Drug-Related Side Effects and Adverse Reactions Clinical Trial
Official title:
Impact of Clinical Pharmacist on Post-discharge Prevention of Adverse Drug Events in Older Adults: Randomized Clinical Trial.
Adverse drug events (ADE) are one of the major problems affecting quality of care and
achievement of therapeutic goals in older adults (OA), increasing re-admissions, hospital
stays, resource use, and problems on patient safety. The present study aim is to determine
the impact of the clinical pharmacist interventions on the prevention of ADE in OA at 3
months post-discharge compared to usual care.
A randomized clinical trial of two parallel groups 1: 1 (control and intervention) plus a
historical control group will be carried out at the Internal Medicine Service (IMS) of the
teaching Hospital at the University of Chile.
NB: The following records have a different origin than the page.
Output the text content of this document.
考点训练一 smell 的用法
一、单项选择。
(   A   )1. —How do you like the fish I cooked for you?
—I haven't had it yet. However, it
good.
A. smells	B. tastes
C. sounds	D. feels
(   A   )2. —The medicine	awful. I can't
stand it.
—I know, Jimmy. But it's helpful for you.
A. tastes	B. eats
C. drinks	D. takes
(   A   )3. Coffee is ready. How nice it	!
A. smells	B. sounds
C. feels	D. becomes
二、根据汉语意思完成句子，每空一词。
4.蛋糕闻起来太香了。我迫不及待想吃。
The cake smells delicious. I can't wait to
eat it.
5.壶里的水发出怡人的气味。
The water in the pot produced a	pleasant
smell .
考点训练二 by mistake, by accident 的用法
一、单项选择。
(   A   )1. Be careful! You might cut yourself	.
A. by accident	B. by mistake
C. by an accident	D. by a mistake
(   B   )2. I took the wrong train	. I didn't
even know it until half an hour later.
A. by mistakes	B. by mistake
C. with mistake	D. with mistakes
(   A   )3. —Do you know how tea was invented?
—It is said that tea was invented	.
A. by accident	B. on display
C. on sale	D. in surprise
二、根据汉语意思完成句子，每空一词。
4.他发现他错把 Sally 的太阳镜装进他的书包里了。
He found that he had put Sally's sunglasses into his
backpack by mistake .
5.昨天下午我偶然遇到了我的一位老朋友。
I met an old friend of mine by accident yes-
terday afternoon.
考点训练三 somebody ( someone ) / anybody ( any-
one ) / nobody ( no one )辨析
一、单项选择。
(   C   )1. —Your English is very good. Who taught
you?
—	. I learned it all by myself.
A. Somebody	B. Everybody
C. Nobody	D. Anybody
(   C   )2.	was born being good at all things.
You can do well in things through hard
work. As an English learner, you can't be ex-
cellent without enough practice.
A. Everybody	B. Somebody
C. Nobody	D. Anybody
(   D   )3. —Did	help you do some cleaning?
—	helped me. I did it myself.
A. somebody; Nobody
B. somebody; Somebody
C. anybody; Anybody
The sample will be of 611 patients (242 per
each parallel group and 127 of the historical control group) of 60 years or older, admitted
to the IMS for acute pathology or decompensation of chronic pathology, with survival over 6
months, who is under pharmacological therapy and have a caretaker or responsible contact
person at discharge.
The historical control group will receive usual care and the parallel control group will
also receive training on pharmacogeriatrics. The intervention group will receive the care of
a clinical pharmacist during hospitalization, at discharge and post-discharge, through a
home visit at 30 days post-discharge and a telephone call at 60 days post discharge.
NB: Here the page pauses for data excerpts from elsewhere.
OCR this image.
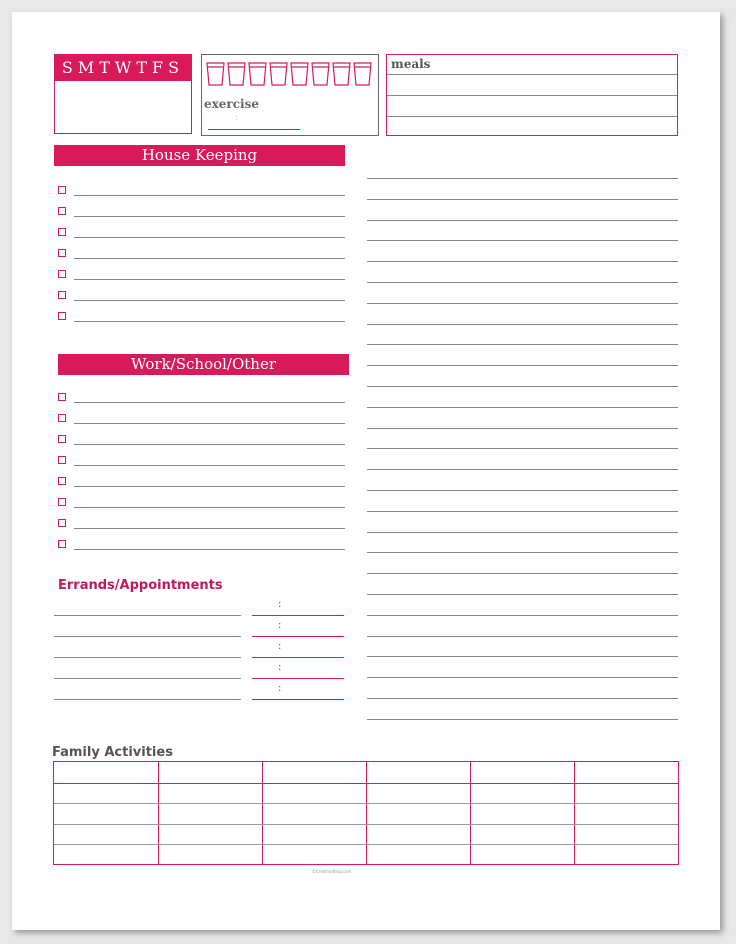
SMTWTFS
exercise
:
meals
House Keeping
Work/School/Other
Errands/Appointments
:
:
:
:
:
Family Activities
©CreativeBlog.com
The intervention plan during hospitalization will consist of daily monitoring of
pharmacological efficacy and safety, participating in clinical rounds and patient
interviews. To review, assess the indications according to the conditions of each patient
and evaluating possible interactions of clinical importance, dose adjustments, potentially
inappropriate medication for older adult (OA), adverse effects and omissions of therapy. To
make recommendations to the healthcare team regarding pharmacological therapy received
during hospitalization and at discharge.
Patient-directed interventions will occur at discharge and post-discharge, focusing on
clarifying management regimens, drug use motives, preventing drug-related problems,
clarifying doubts and educating on pharmacotherapy, and enhancing adherence to treatment.
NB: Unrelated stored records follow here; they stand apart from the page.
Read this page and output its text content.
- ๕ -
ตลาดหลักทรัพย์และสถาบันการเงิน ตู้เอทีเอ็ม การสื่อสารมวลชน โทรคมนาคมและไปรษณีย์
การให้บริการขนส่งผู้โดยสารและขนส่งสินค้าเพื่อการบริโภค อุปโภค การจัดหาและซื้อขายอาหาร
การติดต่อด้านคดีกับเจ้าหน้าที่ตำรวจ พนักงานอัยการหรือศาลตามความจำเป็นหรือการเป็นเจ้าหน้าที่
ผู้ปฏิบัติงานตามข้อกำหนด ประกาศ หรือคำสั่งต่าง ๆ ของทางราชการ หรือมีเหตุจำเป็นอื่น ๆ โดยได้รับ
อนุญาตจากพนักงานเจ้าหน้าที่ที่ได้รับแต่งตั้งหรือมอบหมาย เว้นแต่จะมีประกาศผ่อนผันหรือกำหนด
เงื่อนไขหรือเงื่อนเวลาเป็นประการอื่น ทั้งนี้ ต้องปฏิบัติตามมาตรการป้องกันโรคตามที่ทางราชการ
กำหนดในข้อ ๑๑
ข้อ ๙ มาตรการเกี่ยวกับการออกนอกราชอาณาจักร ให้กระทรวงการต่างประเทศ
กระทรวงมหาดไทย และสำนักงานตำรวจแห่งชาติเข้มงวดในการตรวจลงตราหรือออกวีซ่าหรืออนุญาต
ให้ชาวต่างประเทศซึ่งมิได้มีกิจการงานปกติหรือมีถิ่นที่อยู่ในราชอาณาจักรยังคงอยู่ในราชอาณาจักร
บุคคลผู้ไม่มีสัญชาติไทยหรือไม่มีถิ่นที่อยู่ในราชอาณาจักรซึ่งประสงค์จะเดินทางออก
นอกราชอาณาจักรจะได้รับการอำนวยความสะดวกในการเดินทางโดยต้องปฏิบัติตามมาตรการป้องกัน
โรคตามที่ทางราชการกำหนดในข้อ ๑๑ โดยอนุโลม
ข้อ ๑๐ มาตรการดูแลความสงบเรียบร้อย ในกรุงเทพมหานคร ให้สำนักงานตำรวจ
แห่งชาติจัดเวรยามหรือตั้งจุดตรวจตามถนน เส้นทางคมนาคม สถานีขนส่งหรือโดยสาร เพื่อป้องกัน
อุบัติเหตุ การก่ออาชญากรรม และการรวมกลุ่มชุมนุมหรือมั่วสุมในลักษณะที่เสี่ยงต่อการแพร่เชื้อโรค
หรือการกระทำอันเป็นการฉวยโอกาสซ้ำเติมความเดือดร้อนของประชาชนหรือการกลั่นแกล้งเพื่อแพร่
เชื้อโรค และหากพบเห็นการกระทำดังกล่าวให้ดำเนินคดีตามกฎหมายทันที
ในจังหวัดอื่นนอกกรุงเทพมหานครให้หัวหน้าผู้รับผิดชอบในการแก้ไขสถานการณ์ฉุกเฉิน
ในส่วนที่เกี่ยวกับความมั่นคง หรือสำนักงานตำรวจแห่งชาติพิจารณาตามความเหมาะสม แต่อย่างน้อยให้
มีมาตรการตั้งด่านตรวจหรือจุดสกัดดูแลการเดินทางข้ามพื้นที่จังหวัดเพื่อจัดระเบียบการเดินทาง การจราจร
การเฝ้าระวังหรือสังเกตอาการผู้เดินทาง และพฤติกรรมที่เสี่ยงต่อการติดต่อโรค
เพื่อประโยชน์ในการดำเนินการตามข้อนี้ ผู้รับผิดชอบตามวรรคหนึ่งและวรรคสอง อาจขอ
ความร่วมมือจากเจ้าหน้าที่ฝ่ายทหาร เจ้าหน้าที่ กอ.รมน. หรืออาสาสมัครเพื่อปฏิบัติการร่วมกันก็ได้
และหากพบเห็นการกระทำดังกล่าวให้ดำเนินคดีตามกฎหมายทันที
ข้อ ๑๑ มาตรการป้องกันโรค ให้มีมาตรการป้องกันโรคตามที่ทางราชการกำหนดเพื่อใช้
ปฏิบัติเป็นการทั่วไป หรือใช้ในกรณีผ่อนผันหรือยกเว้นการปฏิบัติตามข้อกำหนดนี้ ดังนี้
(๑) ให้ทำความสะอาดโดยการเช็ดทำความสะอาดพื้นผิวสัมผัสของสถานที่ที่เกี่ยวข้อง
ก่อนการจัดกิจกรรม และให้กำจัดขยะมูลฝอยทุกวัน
The selection and recruitment of the patients will be made during the first 48 hours of
their admission to the Internal Medicine Service (IMS), where they will be invited to
participate and sign the informed consent.
In all groups, a physician, pharmacist, and occupational therapist, blind to treatment
assignment, will collect sociodemographic, morbid, pharmacotherapeutic, and functional
(Barthel Index and Lawton & Brody Scale), adherence (Morisky & Green Scale), delirium
(Confusion Assessment Method, CAM), comorbidity (cumulative illness rating scale in
Geriatrics (CIRS-G)), anticholinergic burden (Anticholinergic Burden Scale and Ars Risk
Scale), potentially inappropriate medications (Beers Criteria and screening tool of older
people's prescriptions & screening tool to alert to right treatment criteria (STOPP &
START)) before, during hospitalization, at discharge and post-discharge. Also a follow up by
telephone interviews at 30, 60 and 90 days after hospital discharge from the IMS.
Two trained and independent evaluators (geriatrician and clinical pharmacist), blind to
treatment assignment, will evaluate the history of each case and by consensus will assign
the presence of Adverse Drug Events (ADE), and classify them as preventable or not and
according to severity. The Chi-squared or Fisher exact test will be used to test the
hypothesis that clinical pharmacist intervention prevents at least 50% of ADE at 3 months
post-discharge in OA compared to usual care in the IMS.